Vive la Postérieur

In the closing days of 1914, a strange occurrence happened in the trenches on Christmas Eve.  In several areas along the lines, British, French, and German soldiers declared an impromptu holiday truce, met between the lines in No Man’s Land, swapped greetings and gifts, played soccer, and generally outraged their generals who shooed them all back to their respective sides to continue almost four more years of incomprehensible slaughter.  The famous Christmas Truce has been celebrated in books, songs, and film, most recently the very good Joyeux Noel, depicting the poignancy and heartbreak of the participants.  The “War To End All Wars” of course did not, but it did leave some … interesting… legacies.   Word War I inspired significant advances in forward area triage, facial plastics, poison gas, the visual arts, tanks, submarines, music, fun new kinds of authoritarianism, brand new national boundaries that wouldn’t last a century, a unique attachment to the holidays, and new forms of recreation.

After all this, the French could be forgiven some sort of cultural/national PTSD, and one can hear the great grandchildren of les poilu rolling their eyes before clearing the ER in a panic.  “A French hospital was partially evacuated Saturday after a senior citizen arrived with a World War I artillery shell lodged in his rectum.”  If medical school and residency taught us nothing else, it was that there is no limit to man’s capacity to attempt insertions of new and varied items up his/her/they butt.  Some speculation remains online as to the caliber of the errant munition, with many believing the photo to depict a 37 mm shell.  This might well have been produced for the Canon d’Infanterie de 37 modèle 1916 TRP (37mm mle.1916), a light infantry support weapon, the smallest gun of the day to fire high explosive shells.  If this is in fact the shell, and it happens to post-date the famous Truce by a couple of years, it was clearly no less celebratory in intent.  “Bomb disposal experts at the scene determined there was little possibility the shell would explode inside the man.”  But wouldn’t even a “little possibility” animate the experience for the recipient?  It certainly did for the medical folks, who cleared out the ER, diverted inbound traffic, and for a hospital spokesman who said, “We had to manage the risk in a reactive framework.”  It’s comforting to know that administralian is truly the international language.
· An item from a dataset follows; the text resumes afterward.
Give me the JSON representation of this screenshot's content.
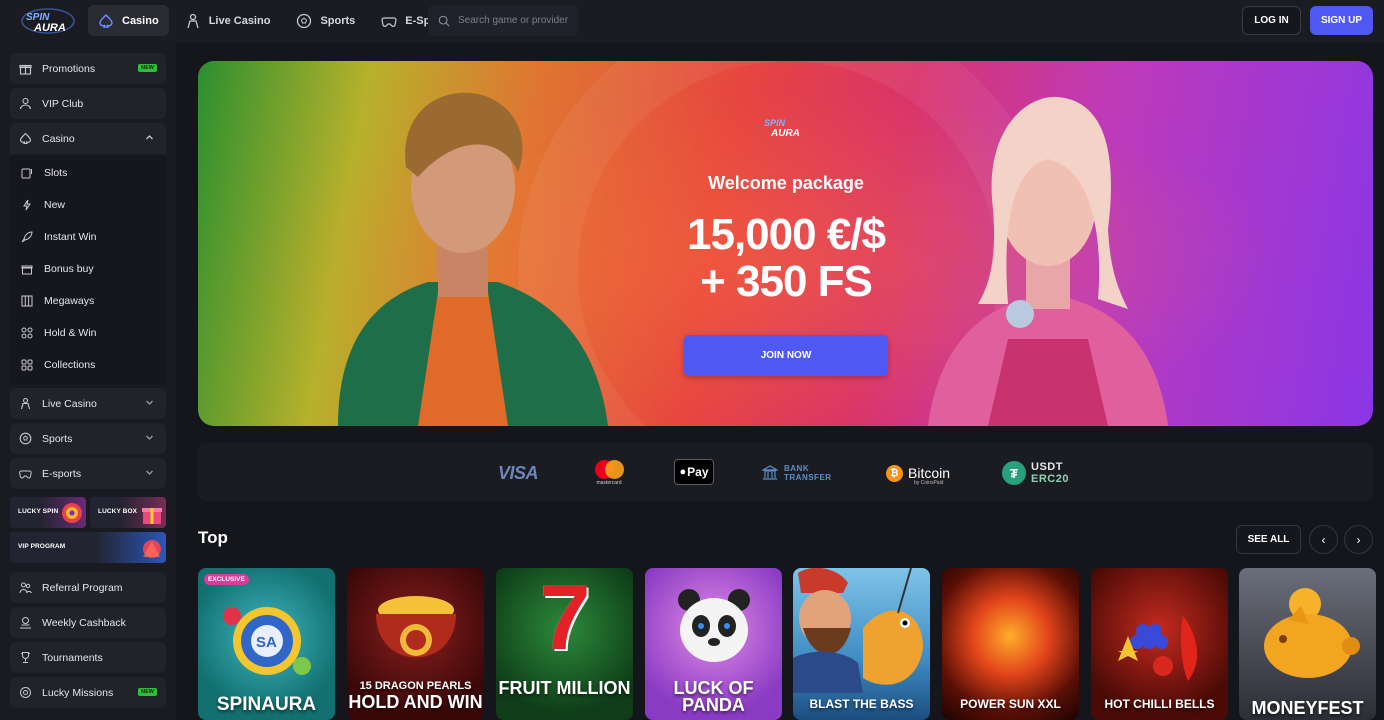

“Medics were forced to take the elderly man into surgery, cutting open his abdomen in order to remove the relic.”  It could be that “medic” is just a generic term for everyone in health care, or perhaps France has progressed to the blissful state where NP’s and EMT’s can successfully perform the majority of uncomplicated surgeries.  It is presumed that the 88-year-old inserted the unrequited explosive for “sexual pleasure,” but I disagree.  Had the author done a bit more research, he would have found an equally compelling, more noble motive.

Last year in the U.K., troops from the 11th Explosive Ordnance Disposal Regiment rushed to Gloucestershire Royal Hospital after an unfortunate patient presented having a 57 mm anti-tank round inserted in his rectum.  “He found the shell when he was having a clear out of his stuff.  He said he put it on the floor then he slipped and fell on it — and it went up his a**e … He was in a considerable amount of pain. I think he collected military memorabilia.”  Indeed.

Given the ancient enmity of the Anglo-Saxons and Gauls, it is much more likely that the elderly Frenchman felt it a matter of national honor not to be bested by the Limeys, and was simply keeping his end up.